52 │ │ mov r14,rax //
2 │ │↓ je 276
│ │ nop
129 │250:│ movzx ebx,BYTE PTR [rdx+rbp*1]
390 │ │ movzx edi,BYTE PTR [rax+rbp*1]
29 │ │ cmp edi,ebx
│ │↓ jne 270 // Found mismatched character, return false.
26 │ │ inc rbp
440 │ │ cmp rcx,rbp
│ │↑ jne 250
│ │↓ jmp 290
│ │ nop
93 │270:│ add rbp,rax
111 │ │ mov r14,rbp
42 │276:│ add rax,rcx
3 │ │ cmp r14,rax
88 │ └──je 223
70 │ add r11,0x28
89 │ cmp r11,r13
37 │ ↑ jne 233
│ xor eax,eax
│ ↓ jmp 295
│ nop
38 │290: movzx eax,BYTE PTR [r11+0x20]
3 │295: cmp al,0x1
│ sbb r15d,0xffffffff
│ add rdx,0x9
│ cmp rdx,r10
│ ↑ jne 230
│2a4: inc r9d
1 │ cmp r9d,0x64 // 0x64 == 100. We do 100 generate-test iterations.
│ ↑ jne e0 // Restart outermost loop, i.e., generate a new set of numbers.

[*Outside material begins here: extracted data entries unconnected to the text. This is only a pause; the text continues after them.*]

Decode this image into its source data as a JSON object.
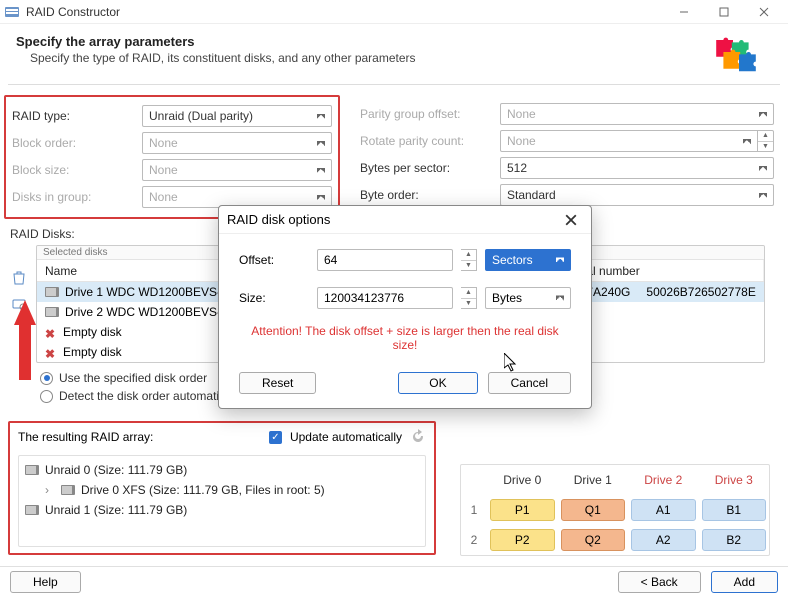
{
  "titlebar": {
    "title": "RAID Constructor"
  },
  "header": {
    "title": "Specify the array parameters",
    "subtitle": "Specify the type of RAID, its constituent disks, and any other parameters"
  },
  "params_left": {
    "raid_type": {
      "label": "RAID type:",
      "value": "Unraid (Dual parity)"
    },
    "block_order": {
      "label": "Block order:",
      "value": "None"
    },
    "block_size": {
      "label": "Block size:",
      "value": "None"
    },
    "disks_in_group": {
      "label": "Disks in group:",
      "value": "None"
    }
  },
  "params_right": {
    "parity_offset": {
      "label": "Parity group offset:",
      "value": "None"
    },
    "rotate_parity": {
      "label": "Rotate parity count:",
      "value": "None"
    },
    "bytes_sector": {
      "label": "Bytes per sector:",
      "value": "512"
    },
    "byte_order": {
      "label": "Byte order:",
      "value": "Standard"
    }
  },
  "disks": {
    "label": "RAID Disks:",
    "selected_label": "Selected disks",
    "cols": {
      "name": "Name",
      "serial": "Serial number"
    },
    "rows": [
      {
        "name": "Drive 1 WDC WD1200BEVS-22UST0",
        "extra": "0S37A240G",
        "serial": "50026B726502778E",
        "empty": false
      },
      {
        "name": "Drive 2 WDC WD1200BEVS-22UST0",
        "extra": "",
        "serial": "",
        "empty": false
      },
      {
        "name": "Empty disk",
        "empty": true
      },
      {
        "name": "Empty disk",
        "empty": true
      }
    ],
    "radio": {
      "specified": "Use the specified disk order",
      "auto": "Detect the disk order automatically"
    }
  },
  "result": {
    "label": "The resulting RAID array:",
    "update_label": "Update automatically",
    "items": [
      "Unraid 0 (Size: 111.79 GB)",
      "Drive 0 XFS (Size: 111.79 GB, Files in root: 5)",
      "Unraid 1 (Size: 111.79 GB)"
    ]
  },
  "grid": {
    "heads": [
      "Drive 0",
      "Drive 1",
      "Drive 2",
      "Drive 3"
    ],
    "rows": [
      {
        "n": "1",
        "cells": [
          "P1",
          "Q1",
          "A1",
          "B1"
        ]
      },
      {
        "n": "2",
        "cells": [
          "P2",
          "Q2",
          "A2",
          "B2"
        ]
      }
    ]
  },
  "bottom": {
    "help": "Help",
    "back": "< Back",
    "add": "Add"
  },
  "modal": {
    "title": "RAID disk options",
    "offset": {
      "label": "Offset:",
      "value": "64",
      "unit": "Sectors"
    },
    "size": {
      "label": "Size:",
      "value": "120034123776",
      "unit": "Bytes"
    },
    "warn": "Attention! The disk offset + size is larger then the real disk size!",
    "reset": "Reset",
    "ok": "OK",
    "cancel": "Cancel"
  }
}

The implementation uses std::string
for storing the country codes. This may be
sub-optimal since std::string
stores its data on the heap and because of this
moving from from one country code to the next results in a random jump in
memory. Fortunately, country codes are short and we therefore benefit from the
small string optimization that is provided by many standard library
implementations. Different implementations have made different decisions on what
constitutes a small string, but according to
http://info.prelert.com/blog/cpp-stdstring-implementations the limit is at least
15 characters for the most common implementations. Our phone numbers are only 8
digits and the country codes are even shorter, so we're good.

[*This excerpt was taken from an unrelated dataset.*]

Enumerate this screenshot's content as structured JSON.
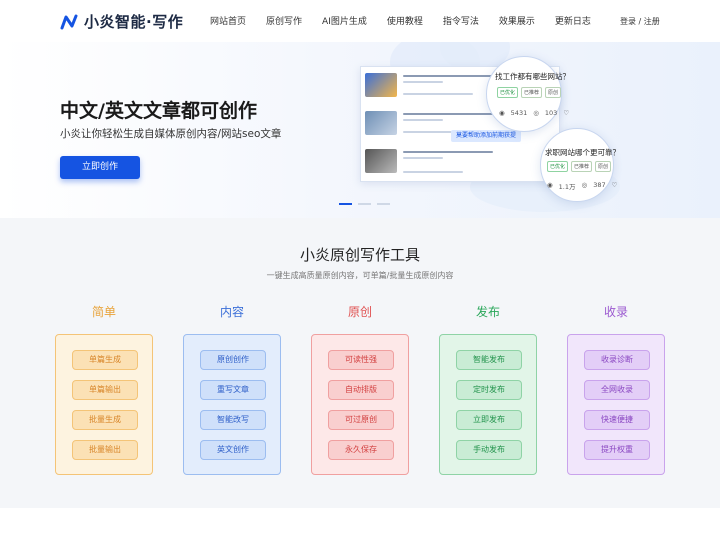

We can save a few bytes per string by rolling our own packed string array
format. A std::string
is 32 bytes on my compiler and the average country code
length is about 3 bytes, but I doubt it will make linear search competitive with
the other algorithms.
To allow for binary search through a data set the data must be ordered so that we can look at any element and determine on which side of that element the sought element must reside. In our case a regular alphabetical ordering achieves just that. One complicating factor is that a phone number may match several country codes and we must find the longest one. But the alphabetical sorting will at least place all such country codes next to each other so when the first match is found we can do a linear search forward for the last code that matches.